After all of these years, I finally realize that as I sat there gazing out of the fifth floor window of St. Margaret Hospital, I was reading it backwards. It says, I’m sure, LaSalle Hotel on the side of the building. But as I stared at it day after day, the dysylexia set in and my mind read it as “Hotel LaSalle.” So there.
Eventually I got out of the hospital and they gave us a wheelchair. I went out a few times in it, but too many people came up to me with this look of pity on their faces.
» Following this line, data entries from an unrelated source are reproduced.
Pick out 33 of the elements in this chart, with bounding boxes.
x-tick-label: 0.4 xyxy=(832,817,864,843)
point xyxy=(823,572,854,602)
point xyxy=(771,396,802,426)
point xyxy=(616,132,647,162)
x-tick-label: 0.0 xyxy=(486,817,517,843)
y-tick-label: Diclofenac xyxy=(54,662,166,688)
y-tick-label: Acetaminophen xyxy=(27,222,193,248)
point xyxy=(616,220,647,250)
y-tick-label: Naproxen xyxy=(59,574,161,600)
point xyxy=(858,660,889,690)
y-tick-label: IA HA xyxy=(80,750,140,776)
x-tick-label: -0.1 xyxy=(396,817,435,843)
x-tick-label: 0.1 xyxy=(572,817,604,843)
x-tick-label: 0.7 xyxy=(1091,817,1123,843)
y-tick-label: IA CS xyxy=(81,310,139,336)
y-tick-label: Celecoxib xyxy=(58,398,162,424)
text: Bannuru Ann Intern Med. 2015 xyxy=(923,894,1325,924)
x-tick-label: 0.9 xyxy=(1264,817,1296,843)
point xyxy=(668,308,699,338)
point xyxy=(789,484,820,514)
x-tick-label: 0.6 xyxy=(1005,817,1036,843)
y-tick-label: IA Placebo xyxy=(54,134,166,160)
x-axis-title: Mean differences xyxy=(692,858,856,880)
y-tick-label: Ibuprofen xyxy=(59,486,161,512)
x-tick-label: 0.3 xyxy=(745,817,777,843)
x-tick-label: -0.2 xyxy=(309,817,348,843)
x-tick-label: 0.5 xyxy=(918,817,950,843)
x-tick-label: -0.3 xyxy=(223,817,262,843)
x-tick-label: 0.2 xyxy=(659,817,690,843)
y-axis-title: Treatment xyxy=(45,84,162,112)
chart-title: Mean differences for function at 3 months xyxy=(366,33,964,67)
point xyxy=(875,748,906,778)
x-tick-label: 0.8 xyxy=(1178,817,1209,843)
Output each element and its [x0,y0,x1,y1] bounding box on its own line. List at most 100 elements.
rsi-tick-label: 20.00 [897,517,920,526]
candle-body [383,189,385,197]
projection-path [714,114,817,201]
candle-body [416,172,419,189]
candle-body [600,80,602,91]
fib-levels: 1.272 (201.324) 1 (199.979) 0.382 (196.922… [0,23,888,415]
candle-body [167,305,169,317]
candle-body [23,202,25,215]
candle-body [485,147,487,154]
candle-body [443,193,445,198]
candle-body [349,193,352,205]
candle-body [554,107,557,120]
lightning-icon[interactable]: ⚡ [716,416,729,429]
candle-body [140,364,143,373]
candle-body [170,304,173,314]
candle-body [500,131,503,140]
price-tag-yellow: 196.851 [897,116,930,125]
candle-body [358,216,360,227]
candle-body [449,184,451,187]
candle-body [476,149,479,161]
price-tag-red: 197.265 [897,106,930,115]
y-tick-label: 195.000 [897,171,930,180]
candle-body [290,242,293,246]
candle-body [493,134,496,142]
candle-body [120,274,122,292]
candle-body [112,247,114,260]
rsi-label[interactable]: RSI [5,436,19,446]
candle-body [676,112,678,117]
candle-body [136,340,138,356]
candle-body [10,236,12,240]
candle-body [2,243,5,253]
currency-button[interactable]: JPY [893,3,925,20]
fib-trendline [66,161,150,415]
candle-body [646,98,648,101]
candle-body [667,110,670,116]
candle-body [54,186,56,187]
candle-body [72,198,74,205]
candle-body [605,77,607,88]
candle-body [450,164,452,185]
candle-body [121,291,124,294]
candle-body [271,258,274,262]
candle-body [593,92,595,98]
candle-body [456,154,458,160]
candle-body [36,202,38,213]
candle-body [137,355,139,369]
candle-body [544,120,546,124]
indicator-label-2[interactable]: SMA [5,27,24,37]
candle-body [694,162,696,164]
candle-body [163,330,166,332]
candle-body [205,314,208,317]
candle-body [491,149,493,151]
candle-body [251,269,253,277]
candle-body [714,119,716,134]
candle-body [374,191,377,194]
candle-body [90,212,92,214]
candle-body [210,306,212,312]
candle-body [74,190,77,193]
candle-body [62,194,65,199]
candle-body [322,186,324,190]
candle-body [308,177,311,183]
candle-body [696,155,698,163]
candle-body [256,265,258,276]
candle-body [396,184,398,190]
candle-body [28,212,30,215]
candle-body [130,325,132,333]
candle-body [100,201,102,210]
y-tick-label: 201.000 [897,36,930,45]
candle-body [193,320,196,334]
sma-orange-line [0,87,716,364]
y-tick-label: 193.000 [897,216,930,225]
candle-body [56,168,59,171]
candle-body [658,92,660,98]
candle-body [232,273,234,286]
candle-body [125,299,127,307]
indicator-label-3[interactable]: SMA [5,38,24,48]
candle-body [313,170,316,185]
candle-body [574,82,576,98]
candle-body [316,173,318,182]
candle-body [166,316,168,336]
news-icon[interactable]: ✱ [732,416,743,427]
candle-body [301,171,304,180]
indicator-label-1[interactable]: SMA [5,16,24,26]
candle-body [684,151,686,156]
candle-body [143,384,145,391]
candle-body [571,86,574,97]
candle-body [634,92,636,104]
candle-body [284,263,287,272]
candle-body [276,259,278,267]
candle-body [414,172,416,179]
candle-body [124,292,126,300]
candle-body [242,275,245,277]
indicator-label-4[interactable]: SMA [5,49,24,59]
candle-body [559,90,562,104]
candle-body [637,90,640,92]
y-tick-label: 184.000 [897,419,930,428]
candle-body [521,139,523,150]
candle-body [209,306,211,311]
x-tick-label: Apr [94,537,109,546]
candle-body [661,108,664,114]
I remember those looks, and I’ve tried like hell whenever I run into someone with an abnormality to wipe the look of pity off my visage. It doesn’t always work.
By Spring, I could get out of the wheelchair and onto crutches. And man did I get good at moving around on crutches. I could beat my little brothers in a race – right leg, left crutch, right leg, left crutch - which to this day surely pisses them off.
“Even when my bully of an older brother is on crutches I can’t beat him.”
Oh well, I am the older brother… who was in traction, and in solitary confinement with an infection, and in a wheelchair and then on crutches for a long as hell time. I bring all of this up in that sitting here not being able to talk reminds me of being cut off from something that I really love to do, which of course is to talk on the radio every morning. It has become part of me, just like playing basketball in the backyard with Joey Chruby and Chris Klyczek… and throwing rocks at trains with Mark Lukawski and Russel Gower.
I do remember one thing that happened after I came out of the medical challenges as a kid – with a forever limp. After that experience, I learned to appreciate the simple joy of walking around, of going for a run, of playing basketball. And it’s a simple joy that to this day I appreciate.
I appreciate it so much that when I got a cold over the weekend, I decided that I would turn to the one thing that’s always there for me, that I turn to in times of need – running. I took a few Advil, waited for them to take away the cold and flu symptoms, and then went for an hour-long run in the rain.
After a couple days of running in the rain, I couldn’t talk, and it persists days later. I am cut off from radio, from doing the morning show, from doing podcasts and live videos and giving orders to the yahoos in the office. I am lying in bed once again looking at the side of a building that says, “Hotel LaSalle.”
Thanks to Dave Kusiak for doing the show for the past couple of days, and thanks to Tom Dabertin for doing it tomorrow morning. There’s a lotta good people in and around the station and that’s how radio goes on, with or without me. 1293 words. See ya.